Además de sus importantes Notas á la Historia de Puerto Rico, escribió y publicó un Tratado de Agricultura, un extenso estudio sobre El derecho prohibitivo y la libertad de Comercio en América, otro sobre El Padre Didón y los Alemanes, una colección muy notable de artículos sobre asuntos varios, y otra de Discursos y Conferencias, y dejó inédita una obra histórica, á la que se dedicaba con gran amor en sus últimos años, y que tenía por título Jovellanos y su tiempo.
Los dos artículos suyos que se insertan á continuación de estas líneas, fueron escritos bajo la impresión de la lectura de dos famosos documentos relativos al sitio de París, y publicados en El Progreso—1870.
LA CARTA DE VÍCTOR HUGO Á LOS ALEMANES.
Pulsar las cuerdas de la lira y enviar al corazón ora piedad, ora terror, como Shakespeare y Calderón, es arduo y glorioso.
Luchar con todo linaje de obstáculos, perseverar en la acción bajo la fe de una idea, como Colón y Lincoln, es colocarse en el más alto punto de la escala moral.
Vivir no sólo en las puras regiones del sentimiento, sino abandonar también su atmósfera tranquila para mostrarse actor en los más graves conflictos de la humanidad y en medio del desencadenamiento de las pasiones más brutales, inspirándose siempre en la idea sublime del Derecho, es á la par y de consumo arduo, glorioso y culminante.
Las raras dotes que esta asociación extraordinaria presupone, embargan la mente.... Y sin embargo, nuestro siglo, inmensa masa en fusión, palenque abierto á todo género de pensamientos y empresas audaces, nos ha presentado muchos ejemplos de esta asociación extraordinaria.
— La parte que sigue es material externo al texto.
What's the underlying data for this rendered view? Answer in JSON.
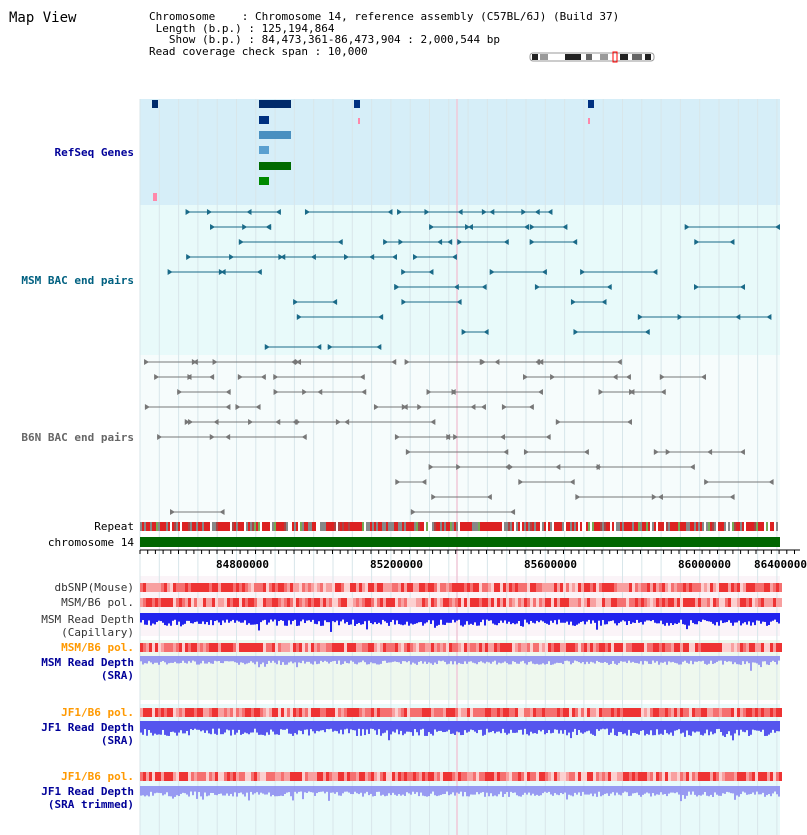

En sus victorias y derrotas, en sus catástrofes políticas, en sus descubrimientos maravillosos; resumiendo, en sus luchas continuadas con lo pasado y con la materia, ¡cuántos grandes hombres no se destacan! ¡cuán absorta no ha quedado nuestra mente en su contemplación!
Victor Hugo, terminado apenas el largo ostracismo á que le condenó primero la usurpación y en que le retuvo más tarde la conciencia de su derecho, y en pie sobre los muros de París, sitiada por los alemanes, dirigiéndoles su voz, ofrece un nuevo y magnífico ejemplo del genio en harmonía con la acción.
Él, con su imaginación dantesca, tan fecunda en la creación de episodios originales y dramáticos, no imaginó nunca ninguno tan original y dramático como el en que acaba de ser actor principal. En los tiempos futuros, cuando un nuevo Homero cante el sitio de esta nueva Ilion, la figura del gran poeta y del elocuente defensor de la abolición de la pena de muerte se elevará radiante en medio de la de sus émulos y compañeros.